Vous êtes nombreux à nous communiquer vos réflexions ou les lettres que vous adressez aux Ministres, députés ou autres responsables politiques – lettres tour à tour incisives, ironiques, indignées, mais tout autant propres à refléter une certaine vérité sur votre engagement professionnel. En voici quelques extraits :

Dr Christophe BADOR (Thonon-les-Bains) :

[…] Je lis dans le rapport de Mr Johanet qu’il envisage de baisser le CNPsy à 215 F au lieu de 225 F. Ce monsieur ou ses conseillers savent-ils ce que représente ce CNPsy ? Sur la base de 45 minutes, plus 5 minutes de mise en ordre des notes, cela fait une recette brute moyenne de 270 F de l’heure effectuée face au patient.

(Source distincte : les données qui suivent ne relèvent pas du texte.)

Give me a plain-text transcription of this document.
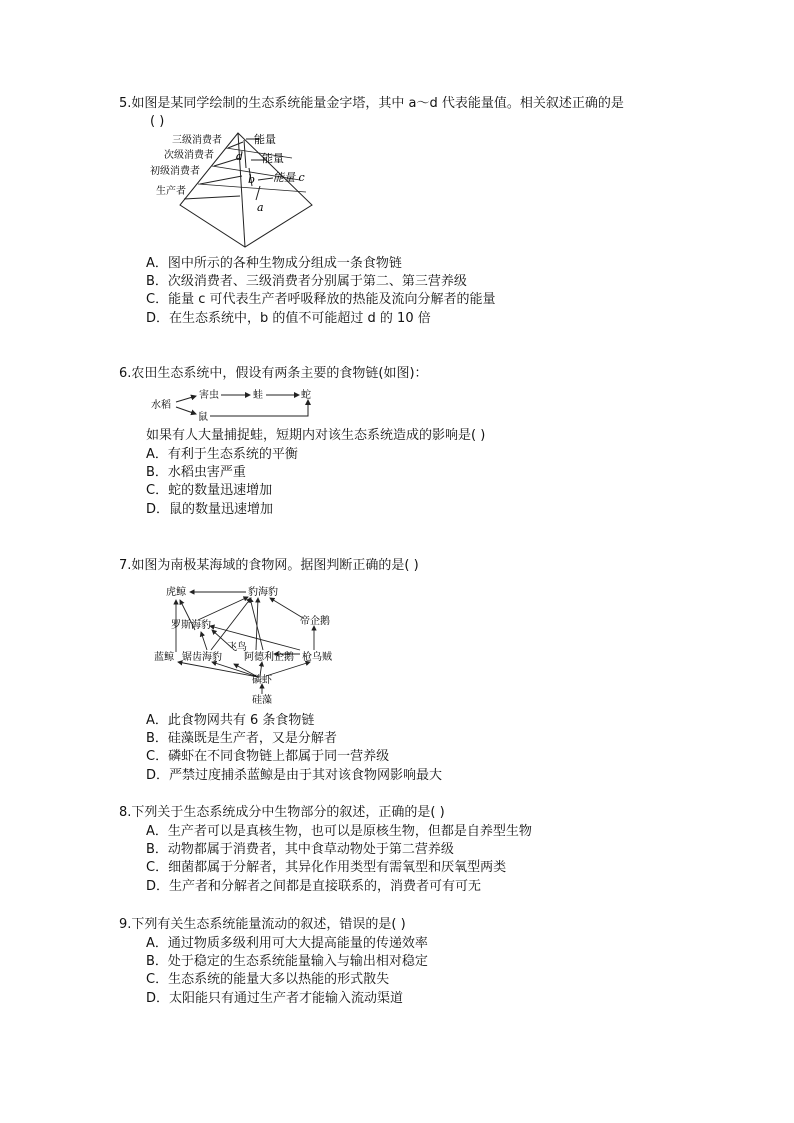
5.如图是某同学绘制的生态系统能量金字塔，其中 a～d 代表能量值。相关叙述正确的是
( )
三级消费者
次级消费者
初级消费者
生产者
能量
能量
能量 c
d
b
a
A．图中所示的各种生物成分组成一条食物链
B．次级消费者、三级消费者分别属于第二、第三营养级
C．能量 c 可代表生产者呼吸释放的热能及流向分解者的能量
D．在生态系统中，b 的值不可能超过 d 的 10 倍
6.农田生态系统中，假设有两条主要的食物链(如图)：
水稻
害虫	蛙	蛇
鼠
如果有人大量捕捉蛙，短期内对该生态系统造成的影响是( )
A．有利于生态系统的平衡
B．水稻虫害严重
C．蛇的数量迅速增加
D．鼠的数量迅速增加
7.如图为南极某海域的食物网。据图判断正确的是( )
虎鲸	豹海豹
罗斯海豹	帝企鹅
蓝鲸 锯齿海豹
飞鸟
阿德利企鹅 枪乌贼
磷虾
硅藻
A．此食物网共有 6 条食物链
B．硅藻既是生产者，又是分解者
C．磷虾在不同食物链上都属于同一营养级
D．严禁过度捕杀蓝鲸是由于其对该食物网影响最大
8.下列关于生态系统成分中生物部分的叙述，正确的是( )
A．生产者可以是真核生物，也可以是原核生物，但都是自养型生物
B．动物都属于消费者，其中食草动物处于第二营养级
C．细菌都属于分解者，其异化作用类型有需氧型和厌氧型两类
D．生产者和分解者之间都是直接联系的，消费者可有可无
9.下列有关生态系统能量流动的叙述，错误的是( )
A．通过物质多级利用可大大提高能量的传递效率
B．处于稳定的生态系统能量输入与输出相对稳定
C．生态系统的能量大多以热能的形式散失
D．太阳能只有通过生产者才能输入流动渠道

Supposez 40 heures (minimum minimorum) hebdomadaires, plus les heures administratives (comptabilité, lettres, coups de fil aux confrères, rédaction de certificats = environ 5 à 6 heures), plus les heures d’autoformation (lectures, supervision, travail théorique en petit groupe = habituellement 3 à 5 heures hebdo), vous arriverez à […] 216 F de recette brute de l’heure travaillée, soit avec 50% de frais professionnels une recette nette de 108 F horaire : même mon plombier refuse de travailler à ce tarif ! Et ne venez pas contester ces chiffres, dont nous avons maintes fois parlé entre psychiatres : dans la France entière ce sont les mêmes du moment que vous faites des psychothérapies efficaces, donc difficiles, qui demandent l’engagement énoncé ci-dessus.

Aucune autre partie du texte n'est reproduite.